La façade était flanquée de deux tours carrées : il ne reste que celle au Nord, dont la partie haute servant de clocher a été modifiée par deux fois aux XIVe puis XVe siècles, tandis que la tour dite des archives qui s'élevait en retrait au sud, à l'emplacement de l'actuelle chapelle épiscopale, a été détruite après la Nuit de la Michelade en 1567.
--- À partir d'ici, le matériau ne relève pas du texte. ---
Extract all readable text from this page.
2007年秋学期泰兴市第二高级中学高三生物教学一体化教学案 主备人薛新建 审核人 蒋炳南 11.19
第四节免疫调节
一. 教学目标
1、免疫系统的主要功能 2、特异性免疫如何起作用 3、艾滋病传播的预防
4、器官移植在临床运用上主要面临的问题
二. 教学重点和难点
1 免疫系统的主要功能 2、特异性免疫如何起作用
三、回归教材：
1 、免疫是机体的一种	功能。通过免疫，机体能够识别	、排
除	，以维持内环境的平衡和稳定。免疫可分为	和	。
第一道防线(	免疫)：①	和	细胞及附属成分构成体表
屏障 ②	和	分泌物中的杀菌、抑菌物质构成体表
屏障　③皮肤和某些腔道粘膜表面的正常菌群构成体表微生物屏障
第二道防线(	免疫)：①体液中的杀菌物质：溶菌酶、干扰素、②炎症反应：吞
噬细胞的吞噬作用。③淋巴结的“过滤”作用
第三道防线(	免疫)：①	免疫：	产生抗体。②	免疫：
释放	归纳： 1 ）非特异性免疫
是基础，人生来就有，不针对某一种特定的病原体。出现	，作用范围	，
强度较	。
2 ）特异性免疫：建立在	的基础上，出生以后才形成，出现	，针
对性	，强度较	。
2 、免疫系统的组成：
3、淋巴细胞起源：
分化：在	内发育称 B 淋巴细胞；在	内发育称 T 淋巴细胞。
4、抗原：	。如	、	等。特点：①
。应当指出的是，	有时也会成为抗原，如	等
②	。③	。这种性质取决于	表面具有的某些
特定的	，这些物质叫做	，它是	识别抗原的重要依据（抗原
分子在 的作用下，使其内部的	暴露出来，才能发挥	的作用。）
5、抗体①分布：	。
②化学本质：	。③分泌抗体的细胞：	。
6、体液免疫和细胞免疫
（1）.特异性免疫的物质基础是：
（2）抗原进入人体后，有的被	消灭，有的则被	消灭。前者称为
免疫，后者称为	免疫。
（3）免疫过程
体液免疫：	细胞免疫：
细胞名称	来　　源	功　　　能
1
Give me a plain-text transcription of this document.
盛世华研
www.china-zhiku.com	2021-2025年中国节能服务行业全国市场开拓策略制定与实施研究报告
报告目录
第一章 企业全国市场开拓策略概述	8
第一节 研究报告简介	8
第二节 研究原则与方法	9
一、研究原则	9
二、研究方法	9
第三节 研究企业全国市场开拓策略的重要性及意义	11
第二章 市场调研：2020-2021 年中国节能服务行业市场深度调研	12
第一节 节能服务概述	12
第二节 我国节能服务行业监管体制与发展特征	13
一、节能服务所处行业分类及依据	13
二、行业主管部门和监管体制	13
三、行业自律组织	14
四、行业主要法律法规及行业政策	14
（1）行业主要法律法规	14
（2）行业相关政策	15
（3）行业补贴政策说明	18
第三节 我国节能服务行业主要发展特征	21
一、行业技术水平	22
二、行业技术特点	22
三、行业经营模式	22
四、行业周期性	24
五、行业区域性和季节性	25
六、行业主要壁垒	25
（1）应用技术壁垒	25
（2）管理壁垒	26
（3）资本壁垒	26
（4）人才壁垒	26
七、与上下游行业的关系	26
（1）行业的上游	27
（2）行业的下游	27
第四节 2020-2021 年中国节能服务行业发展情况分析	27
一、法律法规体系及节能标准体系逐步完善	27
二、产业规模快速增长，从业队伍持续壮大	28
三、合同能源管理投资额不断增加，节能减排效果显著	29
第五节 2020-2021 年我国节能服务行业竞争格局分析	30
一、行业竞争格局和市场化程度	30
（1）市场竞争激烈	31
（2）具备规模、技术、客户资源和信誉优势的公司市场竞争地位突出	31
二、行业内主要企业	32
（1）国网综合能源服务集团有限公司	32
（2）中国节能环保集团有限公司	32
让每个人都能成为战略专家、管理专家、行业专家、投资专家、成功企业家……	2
Au-dessus du fronton, non visible depuis la rue, la toiture-terrasse qui coiffe le grand orgue et permet l'accès au clocher et aux combles de la nef, sera traitée en trois étapes. En premier lieu, la dépose complète de la chape en béton coulée dans les années 1970 et des dalles de pierre posées au XIXe siècle, puis la réalisation
d'une fouille archéologique afin de vérifier la présence ou non de vestiges d'une couverture pouvant dater du
XVIIe siècle. Il s'agit de comprendre le mode historique d'évacuation des eaux pluviales, pour éventuellement le reproduire, l'adapter ou en créer un nouveau plus efficace.
En fonction des résultats l'élaboration d'un projet dessiné par l'architecte en chef des monuments historiques sera soumis à validation. Enfin, la conception et mise en œuvre de cette nouvelle toiture, accompagnée d'une balustrade neuve ou d'un garde-corps révisé, devront permettre de renvoyer les eaux de pluie au revers du massif occidental et de les canaliser correctement pour éviter qu'elles continuent à ruisseler sur la façade occidentale et ses sculptures.